I am so humbled and grateful to be in this state and wonder how I, Swedish, English, Taurus, Stoic, left brained, introvert with a subconscious belief that I am just a dumb little kid from Tillamook, Oregon who doesn’t deserve anything special, got to this very comfortable place. Over the past twenty years I have come to believe that although we seem to be on separate journeys, we are actually intertwined and need all the help from others we can get. Here’s a short poem to illustrate:

The Way It Is

There is a thread you follow.
It goes among things that change.
But it doesn’t change.

People wonder about what you are pursuing.
You have to explain about the thread.
But it is hard for others to see.

While you hold it you can’t get lost.
Tragedies happen; people get hurt or die;
and you suffer and get old.

Nothing you do can stop time’s unfolding.
You don’t ever let go of the thread.

William Stafford

In February 1998 I was at a church choir retreat. On Saturday evening we gathered around low tables with lots of candles and our minister asked us to say something about why we liked being in the choir. Many deep feelings were expressed, there were some tears, and when it came to me I felt absolutely cold and completely detached. I said something that sounded meaningful but felt nothing. The next morning I skipped rehearsal and went out to a bluff overlooking the Pacific Ocean, sat down and looked out, still with the feeling of being completely alone. Then out of the blue, a message came to me:

Cuenca’s Rio Tomebamba not far from Dave Nelson’s apartment.

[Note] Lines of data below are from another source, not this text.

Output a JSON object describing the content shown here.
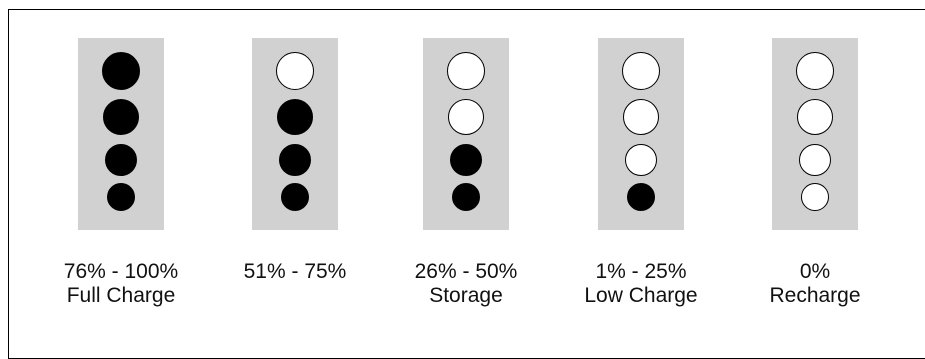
{
  "colors": {
    "panel": "#d1d1d1",
    "led_on": "#000000",
    "led_off": "#ffffff"
  },
  "indicators": [
    {
      "range": "76% - 100%",
      "status": "Full Charge",
      "leds_on": 4
    },
    {
      "range": "51% - 75%",
      "status": "",
      "leds_on": 3
    },
    {
      "range": "26% - 50%",
      "status": "Storage",
      "leds_on": 2
    },
    {
      "range": "1% - 25%",
      "status": "Low Charge",
      "leds_on": 1
    },
    {
      "range": "0%",
      "status": "Recharge",
      "leds_on": 0
    }
  ]
}
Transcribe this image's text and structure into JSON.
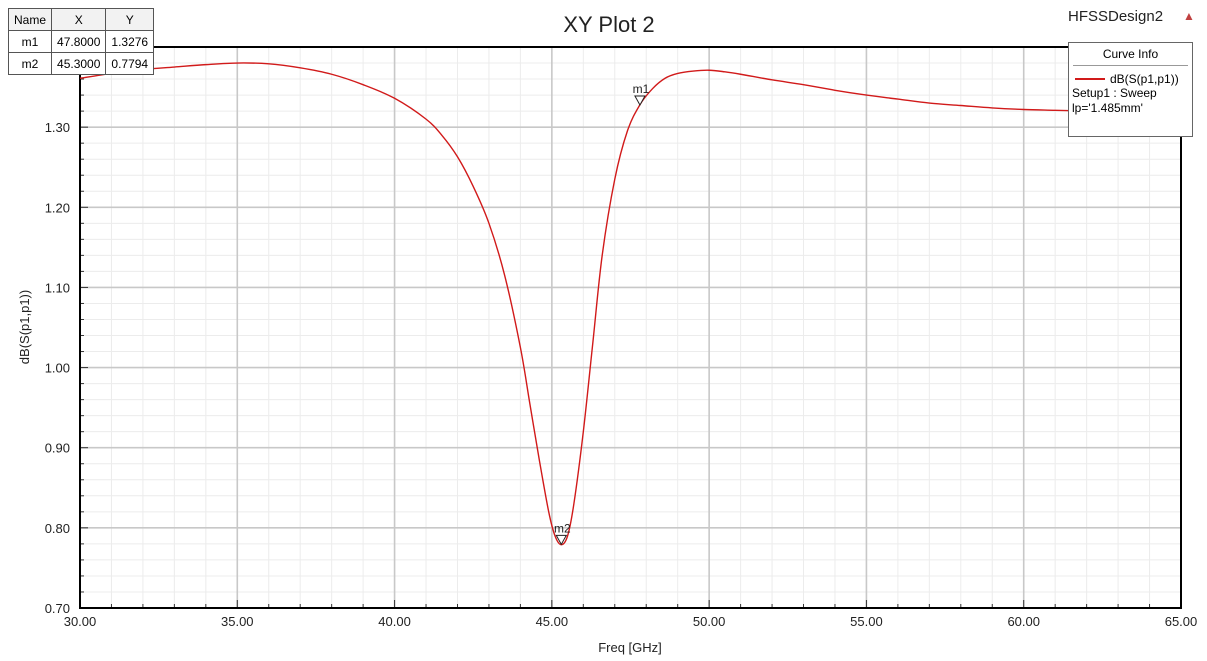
{
  "header": {
    "design_name": "HFSSDesign2"
  },
  "markers_table": {
    "columns": [
      "Name",
      "X",
      "Y"
    ],
    "rows": [
      {
        "name": "m1",
        "x": "47.8000",
        "y": "1.3276"
      },
      {
        "name": "m2",
        "x": "45.3000",
        "y": "0.7794"
      }
    ]
  },
  "curve_info": {
    "title": "Curve Info",
    "entry_label": "dB(S(p1,p1))",
    "setup_line": "Setup1 : Sweep",
    "param_line": "lp='1.485mm'",
    "color": "#d11a1a"
  },
  "chart_data": {
    "type": "line",
    "title": "XY Plot 2",
    "xlabel": "Freq [GHz]",
    "ylabel": "dB(S(p1,p1))",
    "xlim": [
      30,
      65
    ],
    "ylim": [
      0.7,
      1.4
    ],
    "x_ticks": [
      "30.00",
      "35.00",
      "40.00",
      "45.00",
      "50.00",
      "55.00",
      "60.00",
      "65.00"
    ],
    "y_ticks": [
      "0.70",
      "0.80",
      "0.90",
      "1.00",
      "1.10",
      "1.20",
      "1.30"
    ],
    "grid": true,
    "series": [
      {
        "name": "dB(S(p1,p1))",
        "color": "#d11a1a",
        "x": [
          30.0,
          31.0,
          32.0,
          33.0,
          34.0,
          35.0,
          36.0,
          37.0,
          38.0,
          39.0,
          40.0,
          41.0,
          41.5,
          42.0,
          42.5,
          43.0,
          43.5,
          44.0,
          44.3,
          44.6,
          44.9,
          45.1,
          45.3,
          45.5,
          45.7,
          46.0,
          46.3,
          46.6,
          47.0,
          47.4,
          47.8,
          48.2,
          48.6,
          49.0,
          49.5,
          50.0,
          50.5,
          51.0,
          52.0,
          53.0,
          54.0,
          55.0,
          56.0,
          57.0,
          58.0,
          59.0,
          60.0,
          61.0,
          62.0,
          62.5
        ],
        "y": [
          1.361,
          1.367,
          1.372,
          1.375,
          1.378,
          1.38,
          1.379,
          1.374,
          1.366,
          1.353,
          1.336,
          1.31,
          1.29,
          1.263,
          1.226,
          1.18,
          1.115,
          1.025,
          0.955,
          0.885,
          0.82,
          0.79,
          0.779,
          0.79,
          0.83,
          0.92,
          1.03,
          1.14,
          1.235,
          1.295,
          1.328,
          1.348,
          1.361,
          1.367,
          1.37,
          1.371,
          1.369,
          1.366,
          1.359,
          1.353,
          1.346,
          1.34,
          1.335,
          1.33,
          1.327,
          1.324,
          1.322,
          1.321,
          1.32,
          1.32
        ]
      }
    ],
    "markers": [
      {
        "name": "m1",
        "x": 47.8,
        "y": 1.3276
      },
      {
        "name": "m2",
        "x": 45.3,
        "y": 0.7794
      }
    ]
  }
}
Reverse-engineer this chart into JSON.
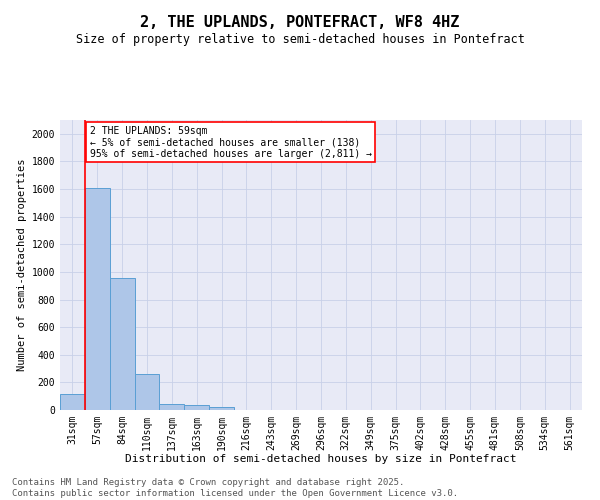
{
  "title": "2, THE UPLANDS, PONTEFRACT, WF8 4HZ",
  "subtitle": "Size of property relative to semi-detached houses in Pontefract",
  "xlabel": "Distribution of semi-detached houses by size in Pontefract",
  "ylabel": "Number of semi-detached properties",
  "categories": [
    "31sqm",
    "57sqm",
    "84sqm",
    "110sqm",
    "137sqm",
    "163sqm",
    "190sqm",
    "216sqm",
    "243sqm",
    "269sqm",
    "296sqm",
    "322sqm",
    "349sqm",
    "375sqm",
    "402sqm",
    "428sqm",
    "455sqm",
    "481sqm",
    "508sqm",
    "534sqm",
    "561sqm"
  ],
  "values": [
    113,
    1610,
    955,
    260,
    40,
    35,
    20,
    0,
    0,
    0,
    0,
    0,
    0,
    0,
    0,
    0,
    0,
    0,
    0,
    0,
    0
  ],
  "bar_color": "#aec6e8",
  "bar_edge_color": "#5a9fd4",
  "vline_color": "red",
  "vline_x_index": 1,
  "annotation_text": "2 THE UPLANDS: 59sqm\n← 5% of semi-detached houses are smaller (138)\n95% of semi-detached houses are larger (2,811) →",
  "annotation_box_color": "white",
  "annotation_border_color": "red",
  "ylim": [
    0,
    2100
  ],
  "yticks": [
    0,
    200,
    400,
    600,
    800,
    1000,
    1200,
    1400,
    1600,
    1800,
    2000
  ],
  "grid_color": "#c8d0e8",
  "background_color": "#e8eaf6",
  "footer_line1": "Contains HM Land Registry data © Crown copyright and database right 2025.",
  "footer_line2": "Contains public sector information licensed under the Open Government Licence v3.0.",
  "title_fontsize": 11,
  "subtitle_fontsize": 8.5,
  "annotation_fontsize": 7,
  "footer_fontsize": 6.5,
  "xlabel_fontsize": 8,
  "ylabel_fontsize": 7.5,
  "tick_fontsize": 7
}
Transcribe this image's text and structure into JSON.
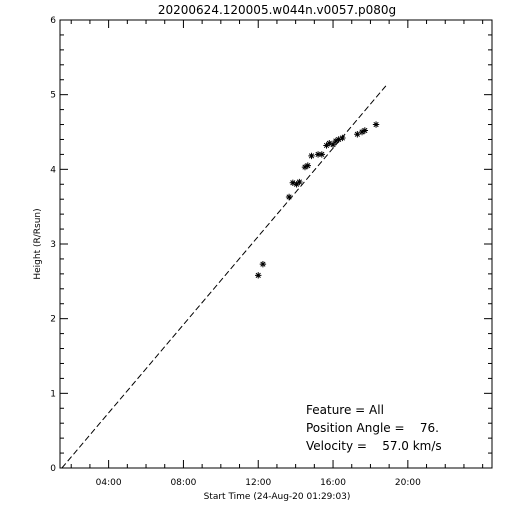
{
  "chart_data": {
    "type": "scatter",
    "title": "20200624.120005.w044n.v0057.p080g",
    "xlabel": "Start Time (24-Aug-20 01:29:03)",
    "ylabel": "Height (R/Rsun)",
    "xlim_hours": [
      1.4,
      24.5
    ],
    "ylim": [
      0,
      6
    ],
    "x_ticks": [
      {
        "hour": 4,
        "label": "04:00"
      },
      {
        "hour": 8,
        "label": "08:00"
      },
      {
        "hour": 12,
        "label": "12:00"
      },
      {
        "hour": 16,
        "label": "16:00"
      },
      {
        "hour": 20,
        "label": "20:00"
      }
    ],
    "y_ticks": [
      0,
      1,
      2,
      3,
      4,
      5,
      6
    ],
    "x_minor_step_hours": 1,
    "y_minor_step": 0.2,
    "series": [
      {
        "marker": "asterisk",
        "points": [
          [
            12.0,
            2.58
          ],
          [
            12.25,
            2.73
          ],
          [
            13.65,
            3.63
          ],
          [
            13.85,
            3.82
          ],
          [
            14.05,
            3.8
          ],
          [
            14.2,
            3.83
          ],
          [
            14.5,
            4.03
          ],
          [
            14.65,
            4.05
          ],
          [
            14.85,
            4.18
          ],
          [
            15.2,
            4.2
          ],
          [
            15.4,
            4.2
          ],
          [
            15.65,
            4.32
          ],
          [
            15.8,
            4.35
          ],
          [
            16.0,
            4.33
          ],
          [
            16.15,
            4.38
          ],
          [
            16.3,
            4.4
          ],
          [
            16.5,
            4.42
          ],
          [
            17.3,
            4.47
          ],
          [
            17.55,
            4.5
          ],
          [
            17.7,
            4.52
          ],
          [
            18.3,
            4.6
          ]
        ]
      }
    ],
    "fit_line": {
      "style": "dashed",
      "from": [
        1.5,
        0.0
      ],
      "to": [
        18.9,
        5.14
      ]
    },
    "annotations": {
      "feature": "Feature = All",
      "position_angle": "Position Angle =    76.",
      "velocity": "Velocity =    57.0 km/s"
    }
  }
}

“David, if you don’t do something about yourself you are going to get sick, curl up, and die.”

Although I didn’t realize it for several years, my conscious internal journey had begun.

Sometime in the early 2000’s I was shopping at an Oakland farmer’s market for my favorite Pink Lady apples and got to talking to Ame, a young woman selling the apples. The conservation got serious and then she said, “It is better to be than to do,” which struck me hard as being completely true. Striving to become a loving human being is more important to the world than striving to become the president of your company to satisfy your ego.

Then in January 2011 I met a friend of Ame’s who spent half an hour telling me about Cuenca, Ecuador. I had been thinking about moving because eventually the cost of living would overtake my pension and I had always been envious of the more relaxed and open ways of Latin America. So in March, I came down to investigate and on my first night in Cuenca, on a deck overlooking the Tomebamba River, I immediately felt at home. In July, I moved. It was a couple of years before I understood that on that first night in the city something inside me (heart, soul — insert your own label) told me I was home. The die was cast.

At the going-away party at my church in California there were many cards and inscriptions entered into a book. In going through them later, at least half of them talked about continuing my journey. Journey? What journey? I’m just bumbling along in my life, doing the best I can to be, trying, like Jesus, to be loving, compassionate and forgiving. But many of those people had known me for 35 years. Maybe they know something about me that I didn’t.

Gradually I came to realize that my thread had not been a conscious one and in looking back over my life I see many instances where my actions were inconsistent with my newly developed conscious goal of always trying to be the best person I can be.

In eight years in warm and accepting embrace of Cuenca, I have continued to think, read and discuss and am more assured than ever that the most important thing a person can do in this life is to keep aiming at that goal. The world needs good people, our wiring tends to push us in that direction. We are made out of the same material as the stars which means to me that everything in the universe is related to everything else and we are in that sense kin to everything. And we can be at peace inside while taking actions to help our universe along its way.

— Cuidese. And love, Dave
____________________

There will be memorial gathering in honor of Dave Nelson on Sunday, July 3, at 11 a.m. at Memopaz Funeraria, Av. Loja 2-167 at Tunguragua.